Ballinspittle moving statue
Its forty years today since the Ballinspittle moving statue in county Cork were reported. Do you remember it? Did you see them move? It occurred for the first time on 22 July 1985 when locals claimed to have witnessed the statue of the Blessed Virgin Mary moving spontaneously at the Ballinspittle Grotto. The Irish Examiner broke the story on 25 July, a reporter having witnessed a large crowd gathered in the Cork village the previous evening, two days after the first reported sighting of the statue moving:
HUNDREDS of people gathered in fog and rain last night to pray and sing hymns before a "moving" statue of the Blessed Virgin near a small West Cork village. The first movements of the statue in a hillside grotto near Ballinspittle were noticed on Monday at 10 p.m. by two women who had stopped to pray. The word of their experience soon spread and throughout Tuesday and into the early hours of yesterday morning, people streamed to the grotto to watch and pray. Almost all those who saw the statue move were reluctant to talk about their experience. However, two young men, Kevin Hannon (23) and Gerard O'Donovan (17) told the Examiner they were absolutely positive they had seen a movement of the head and shoulders at about 11.45 on Tuesday night.
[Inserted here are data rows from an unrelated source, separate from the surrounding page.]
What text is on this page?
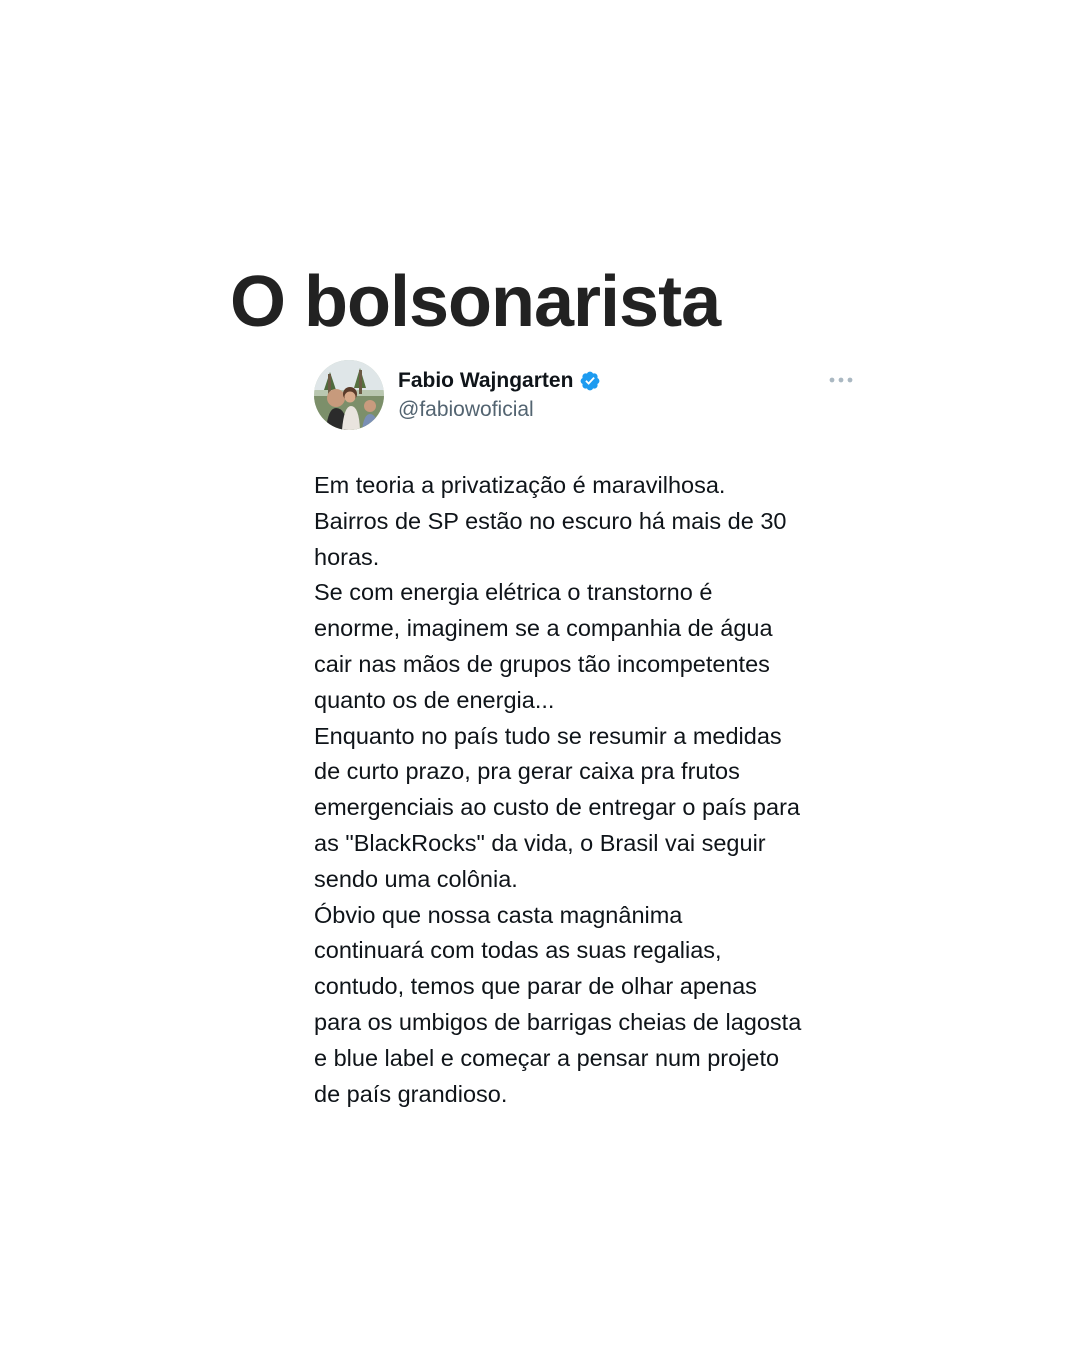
O bolsonarista
Fabio Wajngarten
@fabiowoficial
Em teoria a privatização é maravilhosa.
Bairros de SP estão no escuro há mais de 30
horas.
Se com energia elétrica o transtorno é
enorme, imaginem se a companhia de água
cair nas mãos de grupos tão incompetentes
quanto os de energia...
Enquanto no país tudo se resumir a medidas
de curto prazo, pra gerar caixa pra frutos
emergenciais ao custo de entregar o país para
as "BlackRocks" da vida, o Brasil vai seguir
sendo uma colônia.
Óbvio que nossa casta magnânima
continuará com todas as suas regalias,
contudo, temos que parar de olhar apenas
para os umbigos de barrigas cheias de lagosta
e blue label e começar a pensar num projeto
de país grandioso.
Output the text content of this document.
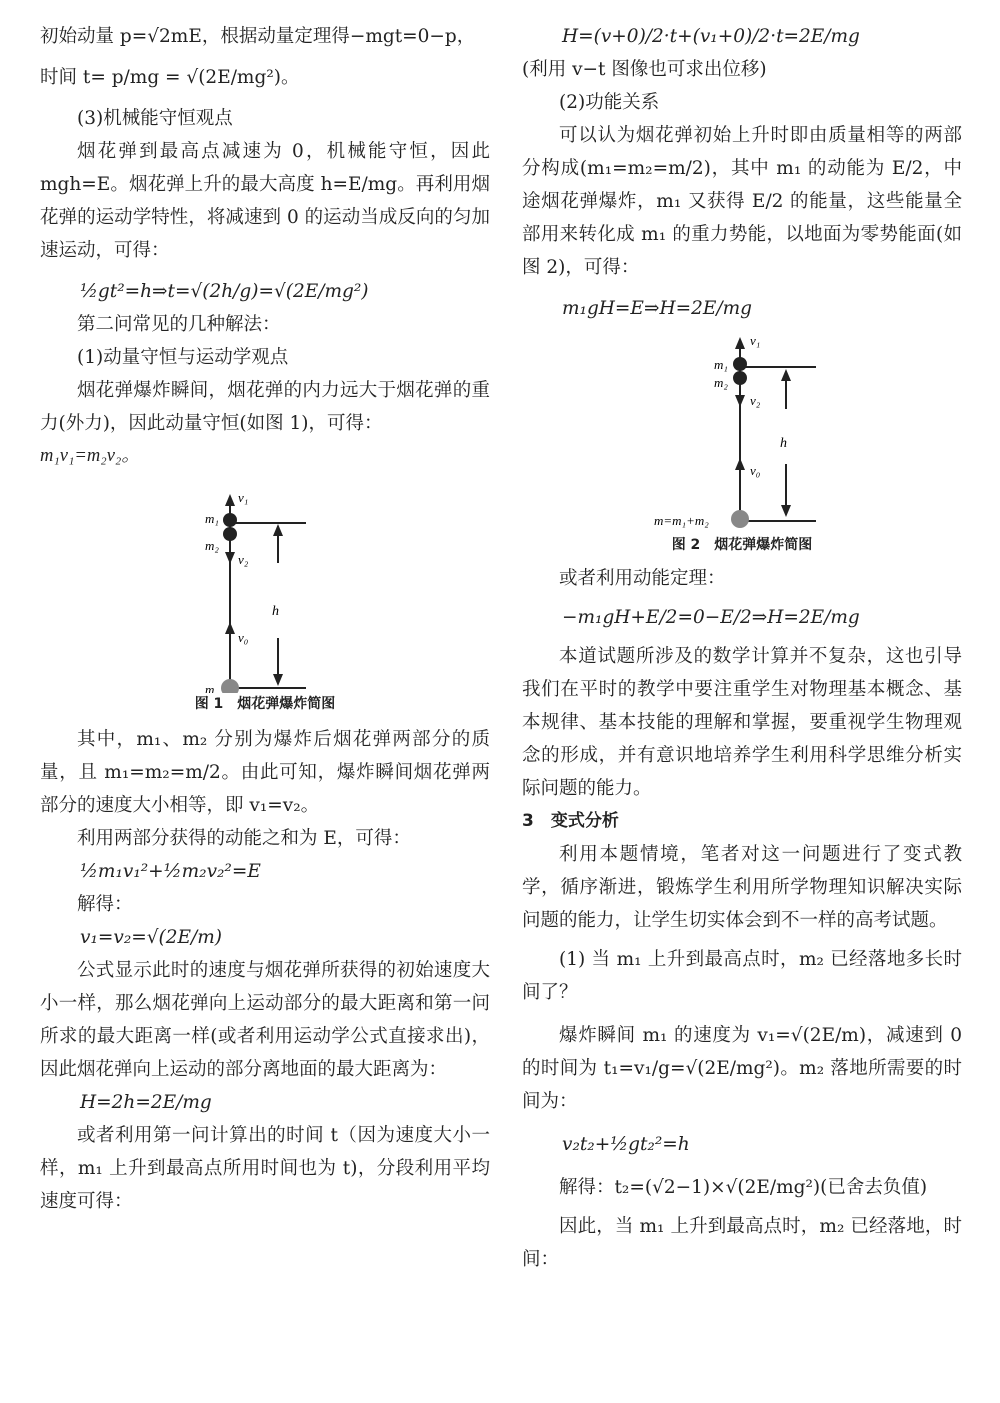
初始动量 p=√2mE，根据动量定理得−mgt=0−p，

时间 t= p/mg = √(2E/mg²)。

(3)机械能守恒观点

烟花弹到最高点减速为 0，机械能守恒，因此 mgh=E。烟花弹上升的最大高度 h=E/mg。再利用烟花弹的运动学特性，将减速到 0 的运动当成反向的匀加速运动，可得：

½gt²=h⇒t=√(2h/g)=√(2E/mg²)

第二问常见的几种解法：

(1)动量守恒与运动学观点

烟花弹爆炸瞬间，烟花弹的内力远大于烟花弹的重力(外力)，因此动量守恒(如图 1)，可得：

m₁v₁=m₂v₂。

v₁
m₁
m₂
v₂
h
v₀
m

图 1　烟花弹爆炸简图

其中，m₁、m₂ 分别为爆炸后烟花弹两部分的质量，且 m₁=m₂=m/2。由此可知，爆炸瞬间烟花弹两部分的速度大小相等，即 v₁=v₂。

利用两部分获得的动能之和为 E，可得：

½m₁v₁²+½m₂v₂²=E

解得：

v₁=v₂=√(2E/m)

公式显示此时的速度与烟花弹所获得的初始速度大小一样，那么烟花弹向上运动部分的最大距离和第一问所求的最大距离一样(或者利用运动学公式直接求出)，因此烟花弹向上运动的部分离地面的最大距离为：

H=2h=2E/mg

或者利用第一问计算出的时间 t（因为速度大小一样，m₁ 上升到最高点所用时间也为 t)，分段利用平均速度可得：

H=(v+0)/2·t+(v₁+0)/2·t=2E/mg

(利用 v−t 图像也可求出位移)

(2)功能关系

可以认为烟花弹初始上升时即由质量相等的两部分构成(m₁=m₂=m/2)，其中 m₁ 的动能为 E/2，中途烟花弹爆炸，m₁ 又获得 E/2 的能量，这些能量全部用来转化成 m₁ 的重力势能，以地面为零势能面(如图 2)，可得：

m₁gH=E⇒H=2E/mg

v₁
m₁
m₂
v₂
h
v₀
m=m₁+m₂

图 2　烟花弹爆炸简图

或者利用动能定理：

−m₁gH+E/2=0−E/2⇒H=2E/mg

本道试题所涉及的数学计算并不复杂，这也引导我们在平时的教学中要注重学生对物理基本概念、基本规律、基本技能的理解和掌握，要重视学生物理观念的形成，并有意识地培养学生利用科学思维分析实际问题的能力。

3　变式分析

利用本题情境，笔者对这一问题进行了变式教学，循序渐进，锻炼学生利用所学物理知识解决实际问题的能力，让学生切实体会到不一样的高考试题。

(1) 当 m₁ 上升到最高点时，m₂ 已经落地多长时间了？

爆炸瞬间 m₁ 的速度为 v₁=√(2E/m)，减速到 0 的时间为 t₁=v₁/g=√(2E/mg²)。m₂ 落地所需要的时间为：

v₂t₂+½gt₂²=h

解得：t₂=(√2−1)×√(2E/mg²)(已舍去负值)

因此，当 m₁ 上升到最高点时，m₂ 已经落地，时间：
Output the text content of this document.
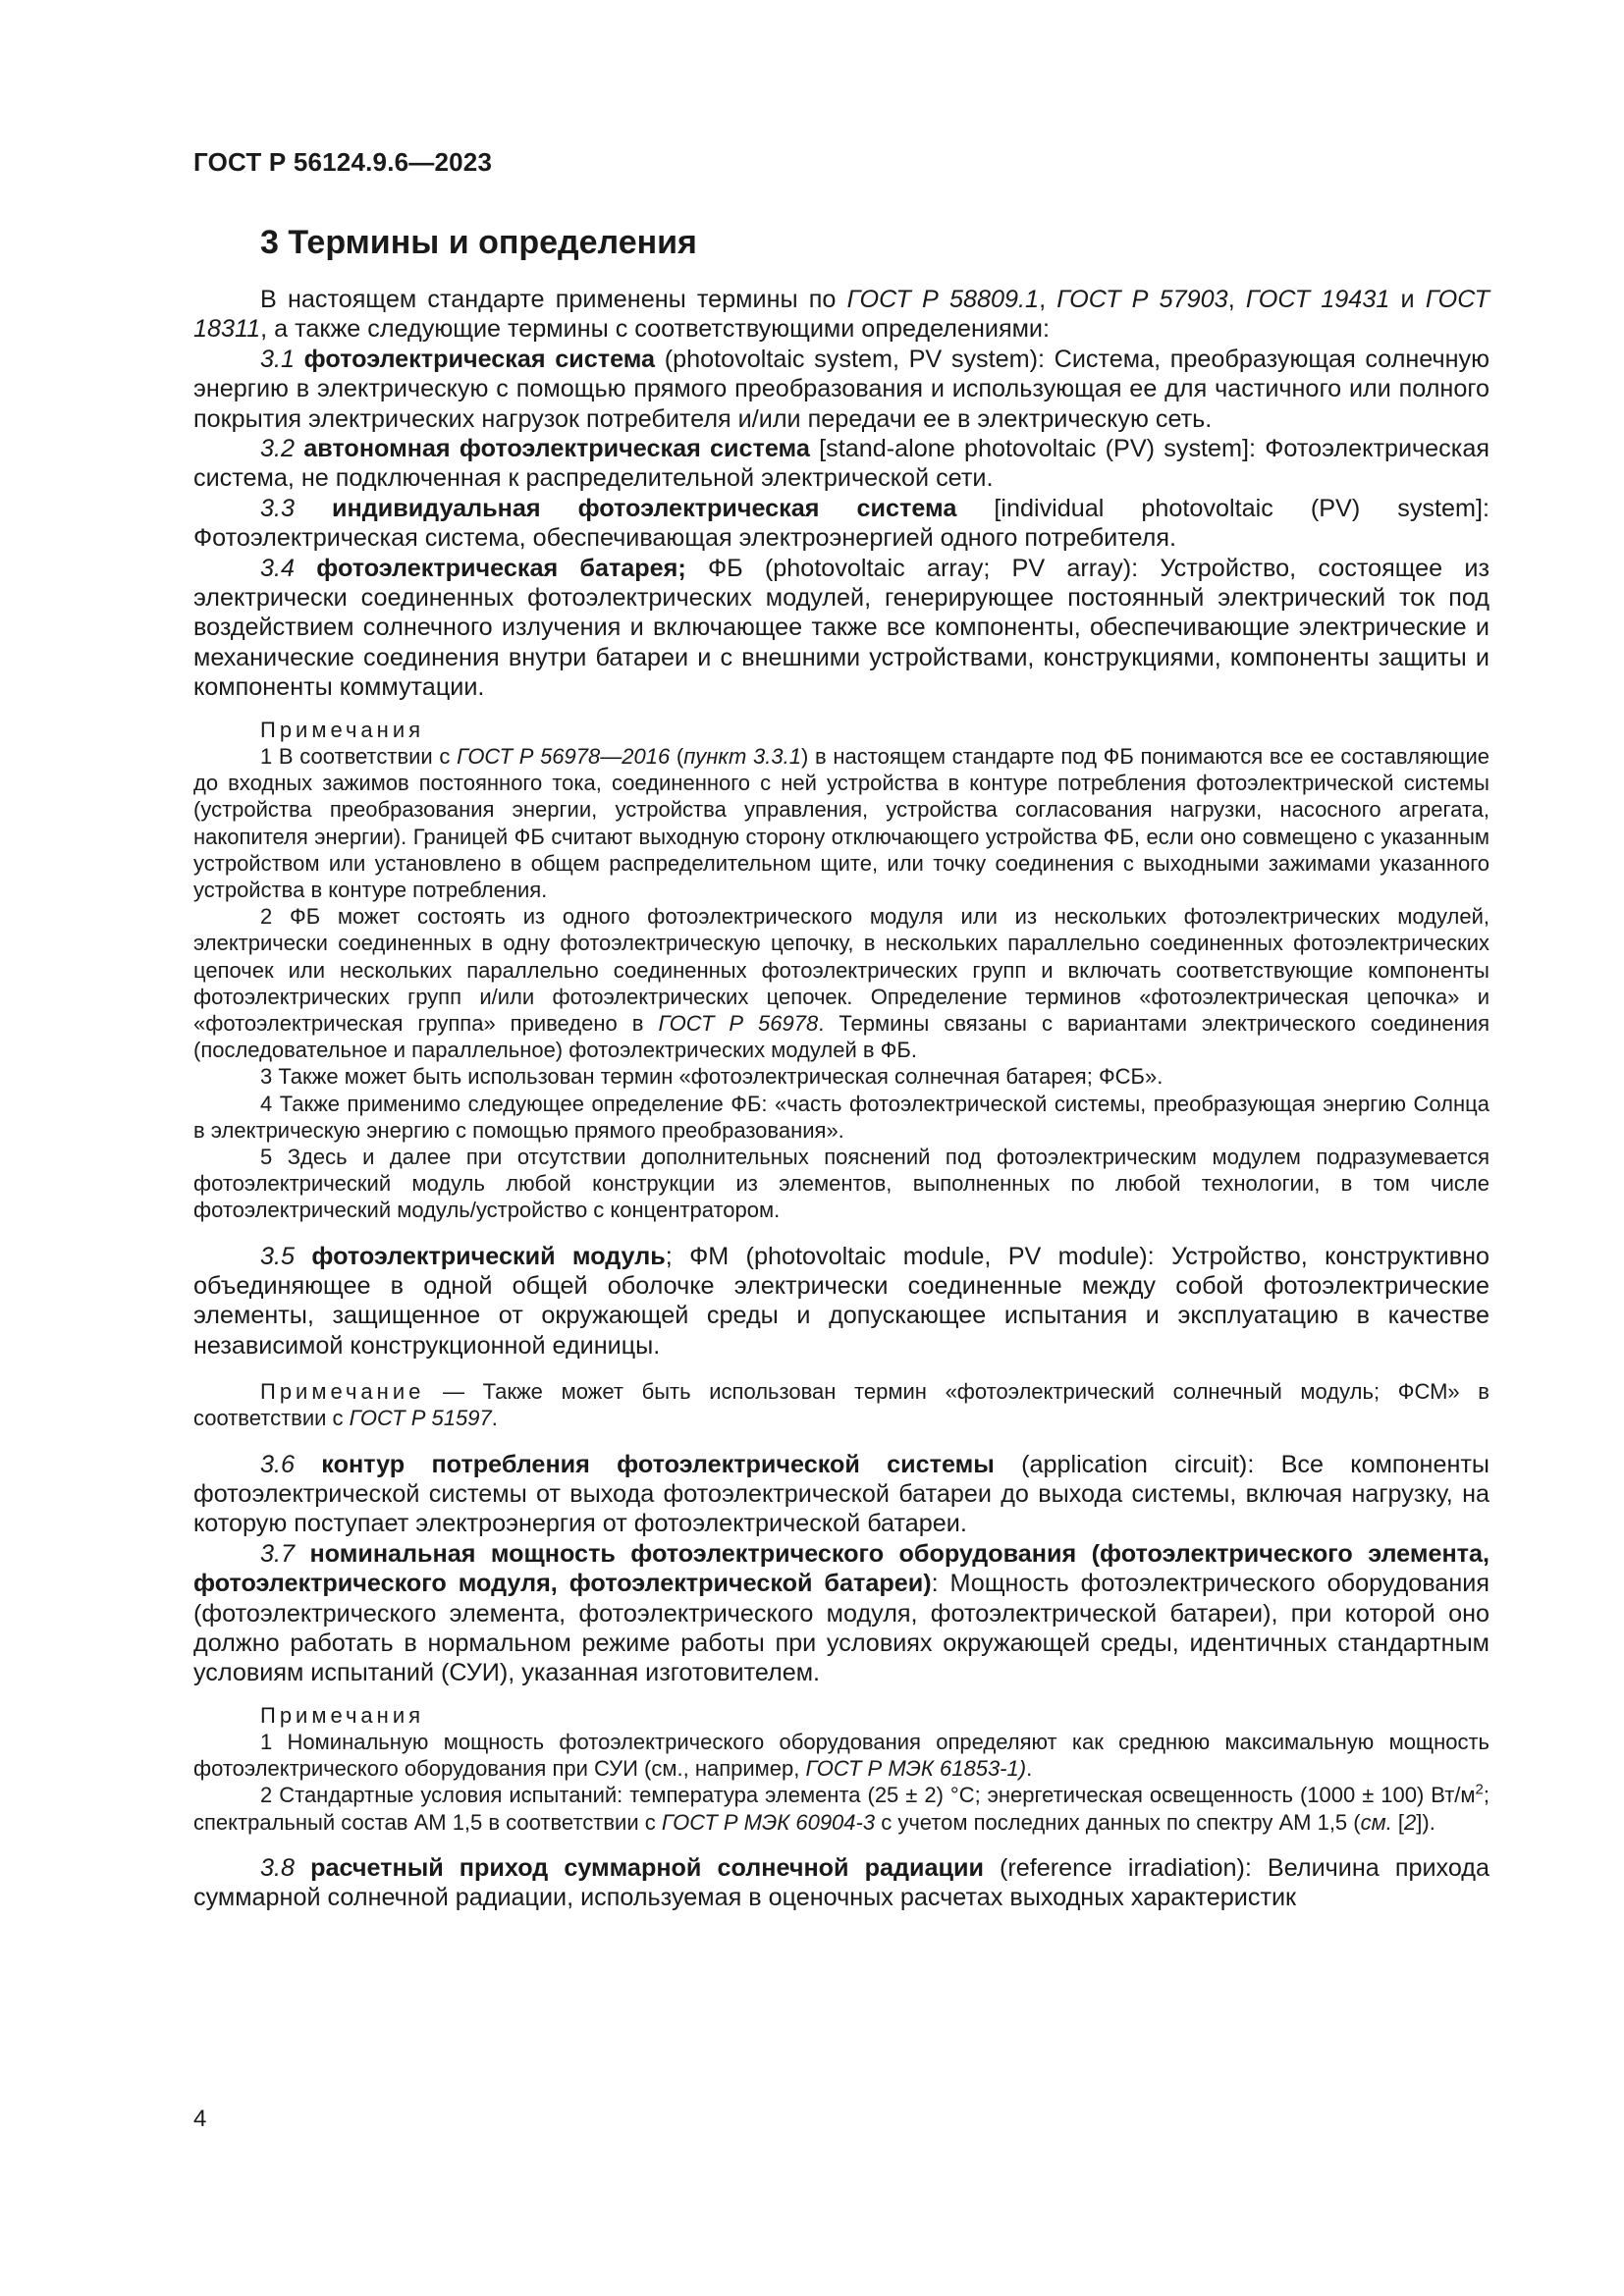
ГОСТ Р 56124.9.6—2023
3 Термины и определения

В настоящем стандарте применены термины по ГОСТ Р 58809.1, ГОСТ Р 57903, ГОСТ 19431 и ГОСТ 18311, а также следующие термины с соответствующими определениями:

3.1 фотоэлектрическая система (photovoltaic system, PV system): Система, преобразующая солнечную энергию в электрическую с помощью прямого преобразования и использующая ее для частичного или полного покрытия электрических нагрузок потребителя и/или передачи ее в электрическую сеть.

3.2 автономная фотоэлектрическая система [stand-alone photovoltaic (PV) system]: Фотоэлектрическая система, не подключенная к распределительной электрической сети.

3.3 индивидуальная фотоэлектрическая система [individual photovoltaic (PV) system]: Фотоэлектрическая система, обеспечивающая электроэнергией одного потребителя.

3.4 фотоэлектрическая батарея; ФБ (photovoltaic array; PV array): Устройство, состоящее из электрически соединенных фотоэлектрических модулей, генерирующее постоянный электрический ток под воздействием солнечного излучения и включающее также все компоненты, обеспечивающие электрические и механические соединения внутри батареи и с внешними устройствами, конструкциями, компоненты защиты и компоненты коммутации.

Примечания

1 В соответствии с ГОСТ Р 56978—2016 (пункт 3.3.1) в настоящем стандарте под ФБ понимаются все ее составляющие до входных зажимов постоянного тока, соединенного с ней устройства в контуре потребления фотоэлектрической системы (устройства преобразования энергии, устройства управления, устройства согласования нагрузки, насосного агрегата, накопителя энергии). Границей ФБ считают выходную сторону отключающего устройства ФБ, если оно совмещено с указанным устройством или установлено в общем распределительном щите, или точку соединения с выходными зажимами указанного устройства в контуре потребления.

2 ФБ может состоять из одного фотоэлектрического модуля или из нескольких фотоэлектрических модулей, электрически соединенных в одну фотоэлектрическую цепочку, в нескольких параллельно соединенных фотоэлектрических цепочек или нескольких параллельно соединенных фотоэлектрических групп и включать соответствующие компоненты фотоэлектрических групп и/или фотоэлектрических цепочек. Определение терминов «фотоэлектрическая цепочка» и «фотоэлектрическая группа» приведено в ГОСТ Р 56978. Термины связаны с вариантами электрического соединения (последовательное и параллельное) фотоэлектрических модулей в ФБ.

3 Также может быть использован термин «фотоэлектрическая солнечная батарея; ФСБ».

4 Также применимо следующее определение ФБ: «часть фотоэлектрической системы, преобразующая энергию Солнца в электрическую энергию с помощью прямого преобразования».

5 Здесь и далее при отсутствии дополнительных пояснений под фотоэлектрическим модулем подразумевается фотоэлектрический модуль любой конструкции из элементов, выполненных по любой технологии, в том числе фотоэлектрический модуль/устройство с концентратором.

3.5 фотоэлектрический модуль; ФМ (photovoltaic module, PV module): Устройство, конструктивно объединяющее в одной общей оболочке электрически соединенные между собой фотоэлектрические элементы, защищенное от окружающей среды и допускающее испытания и эксплуатацию в качестве независимой конструкционной единицы.

Примечание — Также может быть использован термин «фотоэлектрический солнечный модуль; ФСМ» в соответствии с ГОСТ Р 51597.

3.6 контур потребления фотоэлектрической системы (application circuit): Все компоненты фотоэлектрической системы от выхода фотоэлектрической батареи до выхода системы, включая нагрузку, на которую поступает электроэнергия от фотоэлектрической батареи.

3.7 номинальная мощность фотоэлектрического оборудования (фотоэлектрического элемента, фотоэлектрического модуля, фотоэлектрической батареи): Мощность фотоэлектрического оборудования (фотоэлектрического элемента, фотоэлектрического модуля, фотоэлектрической батареи), при которой оно должно работать в нормальном режиме работы при условиях окружающей среды, идентичных стандартным условиям испытаний (СУИ), указанная изготовителем.

Примечания

1 Номинальную мощность фотоэлектрического оборудования определяют как среднюю максимальную мощность фотоэлектрического оборудования при СУИ (см., например, ГОСТ Р МЭК 61853-1).

2 Стандартные условия испытаний: температура элемента (25 ± 2) °С; энергетическая освещенность (1000 ± 100) $Вт/м^2$; спектральный состав АМ 1,5 в соответствии с ГОСТ Р МЭК 60904-3 с учетом последних данных по спектру АМ 1,5 (см. [2]).

3.8 расчетный приход суммарной солнечной радиации (reference irradiation): Величина прихода суммарной солнечной радиации, используемая в оценочных расчетах выходных характеристик

4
Kevin, who was watching the statue — about 30 feet up a hillside — through binoculars, said the movement was "to and fro." Both said the experience was "something of a shock." A lady in her twenties who didn't want to be named also confirmed that she had seen movements of the statue. ‘My impression was that the shoulders were swaying from side to side’. Others who saw it said there was a backward and forward movement of the head and nearly everyone who saw it said the statue was shivering or moving.